#MindNetwork全同态加密FHE重塑AI未来 FHE is a cryptographic technology that allows calculations to be performed directly on encrypted data, regarded as the 'Holy Grail'. Compared to popular technologies like ZKP and TEE, it is relatively less known, mainly constrained by costs and application scenarios.
Mind Network focuses on FHE infrastructure and has launched an FHE Chain—MindChain, dedicated to AI Agents. Although it has raised over ten million dollars and has undergone years of technical cultivation, market attention remains underestimated due to the limitations of FHE itself.
However, recently, Mind Network has launched several favorable news regarding AI application scenarios. For instance, its developed FHE Rust SDK has been integrated with the open-source large model DeepSeek, becoming a key component in AI training scenarios and providing a secure foundation for trusted AI. Why can FHE perform in AI privacy computing, and can it leverage the narrative of AI Agents for a breakthrough or redemption?
In simple terms: FHE fully homomorphic encryption is a cryptographic technology that directly operates on the existing public chain architecture, allowing arbitrary calculations such as addition and multiplication to be performed on encrypted data without prior decryption.

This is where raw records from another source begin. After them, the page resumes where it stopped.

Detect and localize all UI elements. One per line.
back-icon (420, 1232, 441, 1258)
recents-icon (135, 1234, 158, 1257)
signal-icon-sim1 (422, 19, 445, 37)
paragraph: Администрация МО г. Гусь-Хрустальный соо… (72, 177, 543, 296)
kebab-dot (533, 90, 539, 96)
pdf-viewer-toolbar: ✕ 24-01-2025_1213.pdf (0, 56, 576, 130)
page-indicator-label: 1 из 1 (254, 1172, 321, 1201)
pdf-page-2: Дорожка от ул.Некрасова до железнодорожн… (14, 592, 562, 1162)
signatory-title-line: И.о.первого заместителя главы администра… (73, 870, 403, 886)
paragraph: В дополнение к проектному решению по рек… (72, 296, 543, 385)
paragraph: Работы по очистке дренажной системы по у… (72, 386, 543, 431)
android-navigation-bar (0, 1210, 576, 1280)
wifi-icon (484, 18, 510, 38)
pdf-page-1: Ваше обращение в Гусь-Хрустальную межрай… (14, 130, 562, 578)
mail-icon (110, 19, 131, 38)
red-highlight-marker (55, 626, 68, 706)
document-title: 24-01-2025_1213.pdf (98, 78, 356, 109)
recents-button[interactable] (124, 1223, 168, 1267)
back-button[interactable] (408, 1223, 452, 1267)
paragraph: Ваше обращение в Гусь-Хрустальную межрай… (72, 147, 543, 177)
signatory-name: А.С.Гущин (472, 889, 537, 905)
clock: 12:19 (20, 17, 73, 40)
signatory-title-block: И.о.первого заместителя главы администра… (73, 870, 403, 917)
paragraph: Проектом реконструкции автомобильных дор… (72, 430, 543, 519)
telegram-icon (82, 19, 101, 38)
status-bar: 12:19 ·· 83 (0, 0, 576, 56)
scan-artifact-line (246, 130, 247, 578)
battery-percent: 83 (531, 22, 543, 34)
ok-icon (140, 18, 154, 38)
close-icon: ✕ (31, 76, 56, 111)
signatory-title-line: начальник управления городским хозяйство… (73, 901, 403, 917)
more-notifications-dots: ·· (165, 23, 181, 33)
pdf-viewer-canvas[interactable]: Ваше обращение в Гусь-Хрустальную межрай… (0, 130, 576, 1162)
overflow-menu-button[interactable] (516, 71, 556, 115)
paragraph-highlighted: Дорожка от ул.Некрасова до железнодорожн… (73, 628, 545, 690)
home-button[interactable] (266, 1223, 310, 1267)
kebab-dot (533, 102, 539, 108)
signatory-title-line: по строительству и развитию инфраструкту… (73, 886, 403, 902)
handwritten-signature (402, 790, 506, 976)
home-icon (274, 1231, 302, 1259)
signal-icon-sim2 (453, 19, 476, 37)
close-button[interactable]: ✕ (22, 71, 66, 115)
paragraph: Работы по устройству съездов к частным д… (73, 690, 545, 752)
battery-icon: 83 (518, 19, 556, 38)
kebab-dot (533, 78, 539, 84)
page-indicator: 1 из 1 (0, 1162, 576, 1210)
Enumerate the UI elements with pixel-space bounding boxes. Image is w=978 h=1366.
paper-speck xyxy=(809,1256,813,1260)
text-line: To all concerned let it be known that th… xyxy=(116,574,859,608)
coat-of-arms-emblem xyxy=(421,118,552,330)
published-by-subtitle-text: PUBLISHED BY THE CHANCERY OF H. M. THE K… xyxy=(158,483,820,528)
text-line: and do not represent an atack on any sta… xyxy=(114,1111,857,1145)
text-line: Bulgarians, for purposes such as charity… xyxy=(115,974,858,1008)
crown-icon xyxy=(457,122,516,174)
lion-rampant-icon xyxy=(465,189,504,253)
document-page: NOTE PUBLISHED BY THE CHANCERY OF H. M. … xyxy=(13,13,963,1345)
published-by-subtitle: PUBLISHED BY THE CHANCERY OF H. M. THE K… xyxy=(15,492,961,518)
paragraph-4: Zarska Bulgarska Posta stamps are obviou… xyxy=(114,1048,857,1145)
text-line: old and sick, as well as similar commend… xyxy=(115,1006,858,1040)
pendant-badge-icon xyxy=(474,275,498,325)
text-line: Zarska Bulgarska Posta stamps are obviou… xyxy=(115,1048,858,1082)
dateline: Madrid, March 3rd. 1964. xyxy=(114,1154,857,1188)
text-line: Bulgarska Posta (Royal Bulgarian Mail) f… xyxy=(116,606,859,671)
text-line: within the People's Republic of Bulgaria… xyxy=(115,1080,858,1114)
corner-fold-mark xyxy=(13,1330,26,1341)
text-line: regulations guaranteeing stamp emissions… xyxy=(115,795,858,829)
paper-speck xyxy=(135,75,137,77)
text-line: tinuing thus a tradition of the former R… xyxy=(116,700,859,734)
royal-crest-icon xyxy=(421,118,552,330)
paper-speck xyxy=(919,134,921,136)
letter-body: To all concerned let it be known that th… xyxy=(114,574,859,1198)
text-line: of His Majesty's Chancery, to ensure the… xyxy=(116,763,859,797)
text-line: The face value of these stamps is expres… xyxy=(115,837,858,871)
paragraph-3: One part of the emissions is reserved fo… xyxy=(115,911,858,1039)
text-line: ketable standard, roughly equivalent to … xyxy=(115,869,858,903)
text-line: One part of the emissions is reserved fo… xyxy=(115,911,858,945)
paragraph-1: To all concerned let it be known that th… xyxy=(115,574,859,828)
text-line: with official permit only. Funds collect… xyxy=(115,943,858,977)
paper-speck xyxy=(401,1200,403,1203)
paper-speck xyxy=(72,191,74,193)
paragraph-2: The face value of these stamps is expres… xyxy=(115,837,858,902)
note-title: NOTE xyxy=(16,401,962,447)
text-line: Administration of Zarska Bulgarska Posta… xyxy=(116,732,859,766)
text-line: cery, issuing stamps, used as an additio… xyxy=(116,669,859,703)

In other words, the application of FHE technology can achieve full encryption from input to output, so that even the nodes validating public chain consensus cannot access plaintext information. This makes FHE capable of providing technical underpinning for AI LLM training in vertical segments such as healthcare and finance.
This allows FHE to become a 'preferred' solution for rich expansion of traditional AI large model training in vertical scenarios, as well as for collaboration with blockchain distributed architecture. Whether for cross-institutional collaboration on medical data or privacy reasoning in financial transaction scenarios, FHE can serve as a complementary option due to its uniqueness.
This is not abstract at all; a simple example clarifies it: for instance, if an AI Agent is an application aimed at the C-end, its backend typically connects to various AI large models provided by different vendors, including DeepSeek, Claude, and OpenAI. But how can we ensure that in some highly sensitive financial application scenarios, the execution process of the AI Agent is not unexpectedly influenced by a large model backend that suddenly alters the rules? This undoubtedly requires encrypting the input prompt, so that when LLM service providers directly compute on the ciphertext, there will be no forced interference altering the fairness.
So what about the other concept of 'trusted AI'? Trusted AI is a decentralized AI vision that Mind Network attempts to build with FHE, allowing multiple parties to achieve efficient model training and reasoning through distributed computing power (GPU), without relying on central servers, providing consensus verification based on FHE for AI Agents. This design eliminates the limitations of centralized AI and provides dual guarantees of privacy and autonomy for web3 AI Agents operating under a distributed architecture.
This aligns more closely with the narrative direction of Mind Network's distributed public chain architecture. For example, in special on-chain transaction processes, FHE can protect the privacy reasoning and execution processes of various Oracle data, allowing AI Agents to make autonomous trading decisions without exposing positions or strategies.
So, why do we say that FHE will have a similar industry penetration path as TEE and will bring direct opportunities due to the explosion of AI application scenarios?
Previously, TEE was able to seize the opportunity of AI Agents due to the TEE hardware environment's ability to host data in a privacy-preserving state, allowing AI Agents to autonomously manage private keys and achieve a new narrative of autonomous asset management. However, there is a fundamental flaw in TEE's management of private keys: trust relies on third-party hardware providers (e.g., Intel). For TEE to function, a set of distributed chain architecture is needed to add an additional public and transparent 'consensus' constraint to the TEE environment. In contrast, PHE can exist entirely based on a decentralized chain architecture without relying on third parties.
FHE and TEE have similar ecological positions. Although TEE is not widely applied within the web3 ecosystem, it has long been a very mature technology in the web2 field. In contrast, FHE will gradually find its value in both web2 and web3 under the current AI trend explosion.
That's all.
In summary, it can be seen that FHE, as a 'Holy Grail' level encryption technology, will inevitably become one of the cornerstones of security under the premise of AI becoming the future, with increasing possibilities for widespread adoption.
Of course, despite this, the issue of cost overhead in the algorithm implementation of FHE cannot be avoided. If it can be applied in web2 AI scenarios and then linked to web3 AI scenarios, it is likely to unexpectedly release a 'scalability effect' that dilutes overall costs, allowing for more widespread application.